This Editor is more than just looking out for his small town. He is somehow very connected to Guiding to be this narrow minded.

There is so much that could be done to improve ND & allow more NR hunters. But it has to be managed - Not a free for all & NOT promote Pay to Hunt.

The Good part is, I bet this site reaches alot more people, than his newspaper & I bet ??? the ones that believe his stuff, are already in the pockets of the Guides ???


----------



## MRN (Apr 1, 2002)

Fetch
He mentions 3 of the main players in the guiding industry by name and phone number. Of course he is mouthpeice. That was never in question.

The orginal Forum letter should have been posted, rather than this tripe. The letter to the forum was thoughful, well conceived, concilliatory, a nice piece of work that must have really twisted this poor editors underwear. Good arguments do that to folks holding the opposite view.

M.


----------



## Dino (Jan 2, 2003)

MRN, you say those 3 people are in the guiding industry, how do you know that? It said a they were from a resort, an inn and a chamber of commerce. Do you have evidence of their ties to guiding?


----------



## prairie hunter (Mar 13, 2002)

*Any one on this site for awhile will know these three individuals are for the complete commercialization of hunting in the Devils Lake area.*

Kyle Blanchfield, Randy Frost, and Steve Chase.

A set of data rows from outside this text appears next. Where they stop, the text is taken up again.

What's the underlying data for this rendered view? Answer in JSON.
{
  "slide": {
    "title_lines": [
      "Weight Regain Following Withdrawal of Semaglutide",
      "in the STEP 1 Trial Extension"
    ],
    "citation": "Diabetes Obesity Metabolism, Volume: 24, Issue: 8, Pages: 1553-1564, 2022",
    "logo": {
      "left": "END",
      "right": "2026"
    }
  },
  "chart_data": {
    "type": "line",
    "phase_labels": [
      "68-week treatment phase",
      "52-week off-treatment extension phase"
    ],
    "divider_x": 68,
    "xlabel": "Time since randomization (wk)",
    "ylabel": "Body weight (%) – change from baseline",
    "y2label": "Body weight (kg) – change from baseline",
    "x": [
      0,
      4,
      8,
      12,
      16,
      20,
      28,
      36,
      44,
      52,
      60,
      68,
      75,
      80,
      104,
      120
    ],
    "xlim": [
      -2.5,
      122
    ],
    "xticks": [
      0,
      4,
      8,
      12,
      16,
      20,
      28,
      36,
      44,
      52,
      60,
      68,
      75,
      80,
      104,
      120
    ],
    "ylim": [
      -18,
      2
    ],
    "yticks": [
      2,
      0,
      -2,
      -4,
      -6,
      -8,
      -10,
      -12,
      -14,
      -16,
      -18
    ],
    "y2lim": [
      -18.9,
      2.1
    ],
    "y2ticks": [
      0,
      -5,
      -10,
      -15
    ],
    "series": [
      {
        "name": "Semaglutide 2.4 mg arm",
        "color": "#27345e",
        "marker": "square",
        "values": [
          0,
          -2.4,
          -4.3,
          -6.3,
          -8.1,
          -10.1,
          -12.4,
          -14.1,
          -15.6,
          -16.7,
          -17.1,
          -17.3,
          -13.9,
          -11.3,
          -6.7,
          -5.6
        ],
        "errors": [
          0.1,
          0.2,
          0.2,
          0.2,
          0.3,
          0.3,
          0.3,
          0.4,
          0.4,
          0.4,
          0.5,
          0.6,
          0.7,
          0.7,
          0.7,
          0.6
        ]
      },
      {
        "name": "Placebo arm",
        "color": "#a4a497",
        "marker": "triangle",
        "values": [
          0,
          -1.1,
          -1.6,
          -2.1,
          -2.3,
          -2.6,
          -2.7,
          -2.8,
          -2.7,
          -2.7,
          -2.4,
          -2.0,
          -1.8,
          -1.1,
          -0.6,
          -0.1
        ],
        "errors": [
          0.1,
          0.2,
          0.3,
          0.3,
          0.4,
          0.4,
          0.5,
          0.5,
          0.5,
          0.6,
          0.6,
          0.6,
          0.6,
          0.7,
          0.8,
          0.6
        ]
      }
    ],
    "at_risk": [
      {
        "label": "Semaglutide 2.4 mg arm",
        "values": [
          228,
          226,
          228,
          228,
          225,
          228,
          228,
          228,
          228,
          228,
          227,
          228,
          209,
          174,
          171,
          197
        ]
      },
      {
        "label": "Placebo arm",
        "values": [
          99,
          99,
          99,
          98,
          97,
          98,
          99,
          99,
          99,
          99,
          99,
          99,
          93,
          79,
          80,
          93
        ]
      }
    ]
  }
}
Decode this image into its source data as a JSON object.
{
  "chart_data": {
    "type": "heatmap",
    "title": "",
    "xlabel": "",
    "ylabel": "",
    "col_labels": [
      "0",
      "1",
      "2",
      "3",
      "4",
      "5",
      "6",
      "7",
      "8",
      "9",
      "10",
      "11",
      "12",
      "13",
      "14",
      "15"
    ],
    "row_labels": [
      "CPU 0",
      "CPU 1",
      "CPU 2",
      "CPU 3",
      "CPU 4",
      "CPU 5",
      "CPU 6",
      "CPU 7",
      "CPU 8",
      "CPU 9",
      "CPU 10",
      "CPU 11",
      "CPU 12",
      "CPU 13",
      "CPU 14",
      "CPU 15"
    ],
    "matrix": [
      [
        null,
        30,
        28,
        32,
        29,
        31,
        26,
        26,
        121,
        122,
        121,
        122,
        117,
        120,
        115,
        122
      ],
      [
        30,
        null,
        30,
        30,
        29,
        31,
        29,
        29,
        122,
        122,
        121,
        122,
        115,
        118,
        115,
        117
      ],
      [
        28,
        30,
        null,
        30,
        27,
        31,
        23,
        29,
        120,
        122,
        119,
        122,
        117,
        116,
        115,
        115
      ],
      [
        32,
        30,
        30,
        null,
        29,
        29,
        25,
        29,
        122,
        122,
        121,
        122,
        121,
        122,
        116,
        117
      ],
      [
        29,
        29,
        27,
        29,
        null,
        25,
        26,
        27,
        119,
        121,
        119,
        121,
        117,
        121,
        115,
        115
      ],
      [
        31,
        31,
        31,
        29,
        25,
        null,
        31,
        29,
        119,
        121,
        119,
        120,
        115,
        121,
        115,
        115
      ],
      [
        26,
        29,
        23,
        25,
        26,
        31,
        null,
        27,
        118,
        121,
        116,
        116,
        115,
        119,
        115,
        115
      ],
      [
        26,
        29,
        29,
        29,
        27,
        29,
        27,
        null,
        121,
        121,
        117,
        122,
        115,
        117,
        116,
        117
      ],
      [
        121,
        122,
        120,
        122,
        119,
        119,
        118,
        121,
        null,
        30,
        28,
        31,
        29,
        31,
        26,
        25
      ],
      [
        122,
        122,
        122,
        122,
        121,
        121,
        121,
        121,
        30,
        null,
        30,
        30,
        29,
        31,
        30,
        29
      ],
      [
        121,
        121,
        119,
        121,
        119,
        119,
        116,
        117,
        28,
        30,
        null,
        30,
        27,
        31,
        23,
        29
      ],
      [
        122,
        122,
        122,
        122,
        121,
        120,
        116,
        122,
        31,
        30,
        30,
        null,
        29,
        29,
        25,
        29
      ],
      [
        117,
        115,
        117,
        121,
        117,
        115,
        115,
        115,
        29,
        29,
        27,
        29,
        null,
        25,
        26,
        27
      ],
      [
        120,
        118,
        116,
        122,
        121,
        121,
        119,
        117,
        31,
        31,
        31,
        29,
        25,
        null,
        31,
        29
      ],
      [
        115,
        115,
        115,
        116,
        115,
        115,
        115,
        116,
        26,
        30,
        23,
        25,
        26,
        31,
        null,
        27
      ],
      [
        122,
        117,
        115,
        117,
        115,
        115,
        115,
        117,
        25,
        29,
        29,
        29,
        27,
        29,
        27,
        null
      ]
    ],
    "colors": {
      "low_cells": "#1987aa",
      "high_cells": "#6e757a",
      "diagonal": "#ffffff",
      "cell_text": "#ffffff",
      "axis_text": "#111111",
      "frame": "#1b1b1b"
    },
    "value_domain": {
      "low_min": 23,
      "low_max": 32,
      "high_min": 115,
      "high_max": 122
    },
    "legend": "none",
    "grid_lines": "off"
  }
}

Of course Kyle says he always let residents hunt for free on his massive lease if they just ask. :eyeroll: JUST KIDDING ??? 
Actually it is probably his way of cheap scouting. Some resident calls Kyle and says can we hunt that 160 barley field off county 11 - full of snow geese. Nope - got men there tomorrow. Thanks for the tip -- snicker, snicker ....... oke:


----------



## MRN (Apr 1, 2002)

1) what PH said
2) under what conditions would you give out someone's phone number in print?
3) what do you think the purpose of the names and numbers was?

M.


----------



## Dino (Jan 2, 2003)

Just clarifying, did't want to jump to any conclusions. You would give out #s if they felt strongly about the issues, which undoubtedly they do. Mebbe we dont agree with them, but you cant say they dont feel strongly.


----------



## lasalle (Jan 15, 2003)

The article seems like a piece pimping guides and how much they bring into an area. It's been writen already but why would you put names and numbers. Stange?


----------